Here, if we express \(R_n\) using \(F_n\) that satisfies \(R_n = \prod_{d \mid n} F_d\), for example \(R_6 = F_1 F_2 F_3 F_6\), then:

\[ \begin{aligned} R_{12} &= F_1 F_2 F_3 F_4 F_6 F_{12} \\ R_{30} &= F_1 F_2 F_3 F_5 F_6 F_{10} F_{15} F_{30} \\ R_{24} &= F_1 F_2 F_3 F_4 F_6 F_8 F_{12} F_{24} \end{aligned} \]

The product of \(F_1, F_2, F_3, F_6\) that are common to these three becomes the GCD. Then for the LCM, we conversely take the union and expect:

\[\mathrm{LCM}(R_{12}, R_{30}, R_{24}) = F_1 F_2 F_3 F_4 F_5 F_6 F_8 F_{10} F_{12} F_{15} F_{24} F_{30}\]

We will prove this intuitive conjecture using algebraic manipulations.

• The intended solution involves somewhat elaborate algebraic manipulations. While I omit the details, there is also a method to prove this by deepening the argument in the “Intuitive Explanation,” which many might find more natural. Those interested should try thinking about it.

Proof

Lemma 2

For a set \(S\) of positive integers, the following equation holds:

\[\mathrm{LCM}(S) = \prod_{\emptyset \neq T \subseteq S} \mathrm{pow}(\gcd(T), (-1)^{|T| - 1})\]

(Proof of Lemma 2) Considering the contribution to both sides by each prime, we can see that if we can prove the following for a set \(S\) of non-negative integers:

\[\max(S) = \sum_{\emptyset \neq T \subseteq S} (-1)^{|T| - 1} \min(T)\]

then the proposition can be proved.
Let \((s_1, s_2, \dots, s_n)\) be the sequence of elements of \(S\) arranged in descending order. Considering the sum of \((-1)^{|T| - 1}\) for those \(T\) whose minimum value is \(s_i\):

\[\sum_{0 \leq j < i} (-1)^j \binom{i-1}{j} = (1-1)^{i-1} = [i = 1]\]

(\([\mathrm{cond}]\) is a function that takes 1 when \(\mathrm{cond}\) is true and 0 when false.) Therefore:

\[\sum_{\emptyset \neq T \subseteq S} (-1)^{|T| - 1} \min(T) = s_1 = \max(S)\]

holds, and the proposition is proved. (End of proof of Lemma 2)

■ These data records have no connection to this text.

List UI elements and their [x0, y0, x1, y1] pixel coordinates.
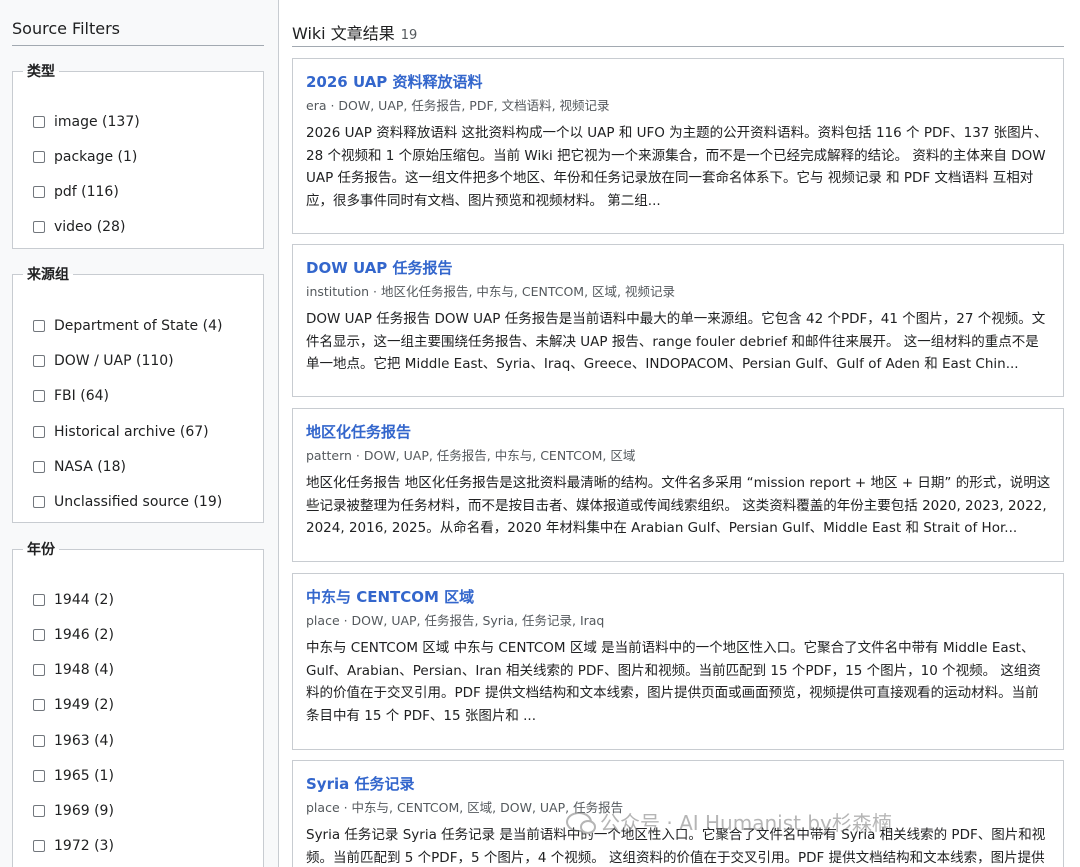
filter-option-label: 1965 (1)	[54, 768, 114, 784]
checkbox[interactable]	[33, 699, 45, 711]
filter-option-label: FBI (64)	[54, 388, 109, 404]
checkbox[interactable]	[33, 805, 45, 817]
result-title-link[interactable]: 地区化任务报告	[306, 421, 1051, 443]
filter-option-department-of-state[interactable]: Department of State (4)	[33, 316, 222, 336]
result-meta: pattern · DOW, UAP, 任务报告, 中东与, CENTCOM, …	[306, 448, 636, 463]
checkbox[interactable]	[33, 496, 45, 508]
filter-option-label: package (1)	[54, 149, 138, 165]
filter-option-1963[interactable]: 1963 (4)	[33, 731, 114, 751]
checkbox[interactable]	[33, 461, 45, 473]
result-card: 中东与 CENTCOM 区域 place · DOW, UAP, 任务报告, S…	[292, 573, 1064, 750]
result-title-link[interactable]: Syria 任务记录	[306, 773, 1051, 795]
filter-option-label: 1963 (4)	[54, 733, 114, 749]
checkbox[interactable]	[33, 221, 45, 233]
checkbox[interactable]	[33, 664, 45, 676]
result-title-link[interactable]: 2026 UAP 资料释放语料	[306, 71, 1051, 93]
checkbox[interactable]	[33, 151, 45, 163]
result-title-link[interactable]: DOW UAP 任务报告	[306, 257, 1051, 279]
filter-option-label: 1969 (9)	[54, 803, 114, 819]
checkbox[interactable]	[33, 186, 45, 198]
results-count: 19	[400, 28, 418, 43]
result-card: DOW UAP 任务报告 institution · 地区化任务报告, 中东与,…	[292, 244, 1064, 397]
filter-option-label: 1948 (4)	[54, 662, 114, 678]
result-card: 2026 UAP 资料释放语料 era · DOW, UAP, 任务报告, PD…	[292, 58, 1064, 234]
filter-option-image[interactable]: image (137)	[33, 112, 140, 132]
filter-option-pdf[interactable]: pdf (116)	[33, 182, 119, 202]
filter-option-nasa[interactable]: NASA (18)	[33, 457, 126, 477]
filter-option-label: 1944 (2)	[54, 592, 114, 608]
filter-option-label: image (137)	[54, 114, 140, 130]
filter-option-label: Department of State (4)	[54, 318, 223, 334]
results-panel: Wiki 文章结果 19 2026 UAP 资料释放语料 era · DOW, U…	[279, 0, 1080, 867]
filter-group-type: 类型 image (137) package (1) pdf (116) vid…	[12, 61, 264, 249]
results-header: Wiki 文章结果 19	[292, 20, 1064, 47]
result-card: 地区化任务报告 pattern · DOW, UAP, 任务报告, 中东与, C…	[292, 408, 1064, 562]
filter-option-unclassified-source[interactable]: Unclassified source (19)	[33, 492, 222, 512]
source-filters-sidebar: Source Filters 类型 image (137) package (1…	[0, 0, 279, 867]
sidebar-title: Source Filters	[12, 19, 264, 46]
checkbox[interactable]	[33, 116, 45, 128]
checkbox[interactable]	[33, 355, 45, 367]
filter-group-source: 来源组 Department of State (4) DOW / UAP (1…	[12, 264, 264, 523]
result-title-link[interactable]: 中东与 CENTCOM 区域	[306, 586, 1051, 608]
filter-group-year: 年份 1944 (2) 1946 (2) 1948 (4) 1949 (2) 1…	[12, 539, 264, 867]
result-snippet: Syria 任务记录 Syria 任务记录 是当前语料中的一个地区性入口。它聚合…	[306, 827, 1046, 866]
filter-option-label: 1972 (3)	[54, 838, 114, 854]
filter-option-label: Unclassified source (19)	[54, 494, 223, 510]
checkbox[interactable]	[33, 629, 45, 641]
filter-option-label: DOW / UAP (110)	[54, 353, 174, 369]
result-meta: place · DOW, UAP, 任务报告, Syria, 任务记录, Ira…	[306, 613, 605, 628]
filter-option-label: 1949 (2)	[54, 697, 114, 713]
checkbox[interactable]	[33, 426, 45, 438]
filter-option-1965[interactable]: 1965 (1)	[33, 766, 114, 786]
checkbox[interactable]	[33, 735, 45, 747]
result-snippet: 地区化任务报告 地区化任务报告是这批资料最清晰的结构。文件名多采用 “missi…	[306, 475, 1051, 536]
filter-option-1949[interactable]: 1949 (2)	[33, 695, 114, 715]
result-snippet: 中东与 CENTCOM 区域 中东与 CENTCOM 区域 是当前语料中的一个地…	[306, 640, 1041, 724]
checkbox[interactable]	[33, 594, 45, 606]
filter-group-type-legend: 类型	[27, 64, 55, 80]
filter-option-label: 1946 (2)	[54, 627, 114, 643]
result-meta: place · 中东与, CENTCOM, 区域, DOW, UAP, 任务报告	[306, 800, 624, 815]
checkbox[interactable]	[33, 770, 45, 782]
filter-option-package[interactable]: package (1)	[33, 147, 137, 167]
filter-option-dow-uap[interactable]: DOW / UAP (110)	[33, 351, 174, 371]
filter-option-video[interactable]: video (28)	[33, 217, 125, 237]
result-card: Syria 任务记录 place · 中东与, CENTCOM, 区域, DOW…	[292, 760, 1064, 867]
filter-option-label: Historical archive (67)	[54, 424, 209, 440]
checkbox[interactable]	[33, 390, 45, 402]
filter-option-1972[interactable]: 1972 (3)	[33, 836, 114, 856]
filter-option-label: video (28)	[54, 219, 126, 235]
checkbox[interactable]	[33, 320, 45, 332]
filter-option-1944[interactable]: 1944 (2)	[33, 590, 114, 610]
filter-option-label: pdf (116)	[54, 184, 119, 200]
filter-group-year-legend: 年份	[27, 542, 55, 558]
result-meta: institution · 地区化任务报告, 中东与, CENTCOM, 区域,…	[306, 284, 675, 299]
result-meta: era · DOW, UAP, 任务报告, PDF, 文档语料, 视频记录	[306, 98, 610, 113]
filter-option-historical-archive[interactable]: Historical archive (67)	[33, 422, 209, 442]
filter-group-source-legend: 来源组	[27, 267, 69, 283]
result-snippet: DOW UAP 任务报告 DOW UAP 任务报告是当前语料中最大的单一来源组。…	[306, 311, 1046, 372]
filter-option-1946[interactable]: 1946 (2)	[33, 625, 114, 645]
checkbox[interactable]	[33, 840, 45, 852]
filter-option-label: NASA (18)	[54, 459, 126, 475]
results-title: Wiki 文章结果	[292, 24, 395, 43]
filter-option-1969[interactable]: 1969 (9)	[33, 801, 114, 821]
result-snippet: 2026 UAP 资料释放语料 这批资料构成一个以 UAP 和 UFO 为主题的…	[306, 125, 1048, 209]
filter-option-1948[interactable]: 1948 (4)	[33, 660, 114, 680]
filter-option-fbi[interactable]: FBI (64)	[33, 386, 109, 406]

Based on Lemmas 1 and 2, we prove the solution. (In what follows, since we compute LCM over sets, we assume \(A_i\) are pairwise distinct, but the same can be proved when this is not the case.) Computing \(\mathrm{LCM}(\{R_{A_1}, \dots, R_{A_n}\})\) gives:

\[ \begin{aligned} \mathrm{LCM}(\{R_{A_1}, \dots, R_{A_n}\}) &= \prod_{\emptyset \neq T \subseteq \{R_{A_1}, \dots, R_{A_n}\}} \mathrm{pow}(\gcd(T), (-1)^{|T| - 1}) \\ &= \prod_{\emptyset \neq T \subseteq \{A_1,\dots,A_n\}} \mathrm{pow}(R_{\gcd(T)}, (-1)^{|T| - 1}) \\ &= \prod_{\emptyset \neq T \subseteq \{A_1,\dots,A_n\}} \mathrm{pow}(\prod_{d \mid \gcd(T)} F_d, (-1)^{|T| - 1}) \\ &= \prod_d \mathrm{pow}(F_d, \sum_{\emptyset \neq T \subseteq \{A_1,\dots,A_n\}, d \mid \gcd(T)} (-1)^{|T| - 1} ) \\ &= \prod_d \mathrm{pow}(F_d, (-1) (1-1)^{\#\{i \text{ s.t. } d \mid A_i\}} + 1) \\ &= \prod_{\substack{1 \leq i \leq n \text{ and } \\ d \mid A_i \text{ for some } i}} F_d \end{aligned} \]

Thus, the formula at the beginning is proved.

The time complexity, when everything is implemented appropriately, is \(O(M \log \log M + \log \mathrm{mod})\) where \(M = \max(N, \max(A))\), which is very fast. If written somewhat roughly, it becomes \(O(M^{1.5})\) or similar, which is still sufficiently fast.